The previous hearing also heard dissent from legal experts and advocates over the proposed addition, Schedule 9, to the Aged Care Act 1997, which will provide legal immunity to residential aged care facilities and their staff administering restrictive practices (such as physical restraints, sedatives and enforced seclusion) to residents where consent has been sought from a power of attorney.
The move has prompted concerns over the human rights of vulnerable aged care residents, as they, as well as other carers not in a position of authority over the elder’s affairs, would be deprived their day in court if abuse is suspected.
Rodney Lewis, a senior solicitor at Elderlaw in Sydney, made a submission to the inquiry suggesting that the amendment violates the foundation, democratic legal tenant habaeus corpus: one’s right to be brought before a courts to determine if their detention is lawful or not.

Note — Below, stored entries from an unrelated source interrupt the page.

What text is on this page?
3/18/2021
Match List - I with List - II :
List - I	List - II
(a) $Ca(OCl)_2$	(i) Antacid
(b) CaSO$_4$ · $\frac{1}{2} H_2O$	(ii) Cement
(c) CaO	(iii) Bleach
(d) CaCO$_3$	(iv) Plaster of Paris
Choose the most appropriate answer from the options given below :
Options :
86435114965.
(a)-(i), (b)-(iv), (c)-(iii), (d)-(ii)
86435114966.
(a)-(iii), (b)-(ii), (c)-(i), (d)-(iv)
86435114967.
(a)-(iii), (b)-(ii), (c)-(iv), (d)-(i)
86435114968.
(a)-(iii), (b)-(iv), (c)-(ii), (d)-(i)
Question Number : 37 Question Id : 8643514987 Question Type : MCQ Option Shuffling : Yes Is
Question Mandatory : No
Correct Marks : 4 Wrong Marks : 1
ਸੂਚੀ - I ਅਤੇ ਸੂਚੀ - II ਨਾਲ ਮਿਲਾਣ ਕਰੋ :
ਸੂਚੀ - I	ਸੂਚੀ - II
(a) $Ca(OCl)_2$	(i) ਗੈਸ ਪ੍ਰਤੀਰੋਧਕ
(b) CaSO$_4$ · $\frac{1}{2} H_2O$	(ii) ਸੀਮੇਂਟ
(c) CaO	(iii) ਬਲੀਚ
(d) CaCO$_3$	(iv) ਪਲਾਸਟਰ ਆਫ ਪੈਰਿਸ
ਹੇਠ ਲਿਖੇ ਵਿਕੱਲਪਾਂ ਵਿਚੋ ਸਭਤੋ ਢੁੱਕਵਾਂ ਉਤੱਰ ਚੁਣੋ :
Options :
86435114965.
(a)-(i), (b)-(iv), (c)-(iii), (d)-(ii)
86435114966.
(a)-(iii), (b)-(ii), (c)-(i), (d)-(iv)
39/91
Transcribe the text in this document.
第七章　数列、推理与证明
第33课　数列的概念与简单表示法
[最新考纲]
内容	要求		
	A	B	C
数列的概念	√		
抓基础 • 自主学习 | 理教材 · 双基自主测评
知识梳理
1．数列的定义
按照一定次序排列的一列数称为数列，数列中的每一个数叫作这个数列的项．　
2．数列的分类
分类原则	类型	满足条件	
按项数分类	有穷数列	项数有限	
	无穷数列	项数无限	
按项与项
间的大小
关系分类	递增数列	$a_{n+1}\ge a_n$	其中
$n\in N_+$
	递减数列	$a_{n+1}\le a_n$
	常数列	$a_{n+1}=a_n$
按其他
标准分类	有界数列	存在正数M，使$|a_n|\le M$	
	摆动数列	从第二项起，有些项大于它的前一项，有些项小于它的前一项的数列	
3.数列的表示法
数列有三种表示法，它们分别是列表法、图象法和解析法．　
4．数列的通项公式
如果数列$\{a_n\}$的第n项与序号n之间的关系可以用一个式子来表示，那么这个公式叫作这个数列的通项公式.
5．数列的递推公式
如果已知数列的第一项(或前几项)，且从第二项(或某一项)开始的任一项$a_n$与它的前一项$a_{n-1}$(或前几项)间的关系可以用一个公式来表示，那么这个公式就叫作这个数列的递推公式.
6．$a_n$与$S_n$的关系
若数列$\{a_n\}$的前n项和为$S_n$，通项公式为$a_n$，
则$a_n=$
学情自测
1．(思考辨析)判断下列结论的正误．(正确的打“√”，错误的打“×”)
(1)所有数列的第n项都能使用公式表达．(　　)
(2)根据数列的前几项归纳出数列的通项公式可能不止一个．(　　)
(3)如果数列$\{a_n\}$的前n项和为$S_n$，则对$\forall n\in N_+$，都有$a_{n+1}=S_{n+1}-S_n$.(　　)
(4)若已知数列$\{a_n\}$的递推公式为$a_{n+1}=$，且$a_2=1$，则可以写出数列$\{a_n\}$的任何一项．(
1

“The vulnerable or frail aged who are subject to the Bill are the only cohort subject to the removal of the civil and criminal protections which protect all other Australians,” his submission read.
“The result is a need to confront a serious obstacle in the way to seeking redress and justice … not required of any other litigant for the same or similar legal issues.”
Aged Care Reform Now (ACRN), a grassroots national advocacy network, supported the submission.
Perth member, Amina Schipp, told Aged Care News that the Government’s priorities are “obscene”.
“It’s an insult to all citizens,” she said.
“We (ACRN) cannot believe that with the unfolding crisis, the politicians are not prioritising aged care reform but are still pushing ahead with a bill that provides immunity to providers who use restrictive practices.
“We have been participating in health department workshops and engaging with politicians to try and influence the process… we can’t come to grips with the fact religious and gender discrimination are given a priority.”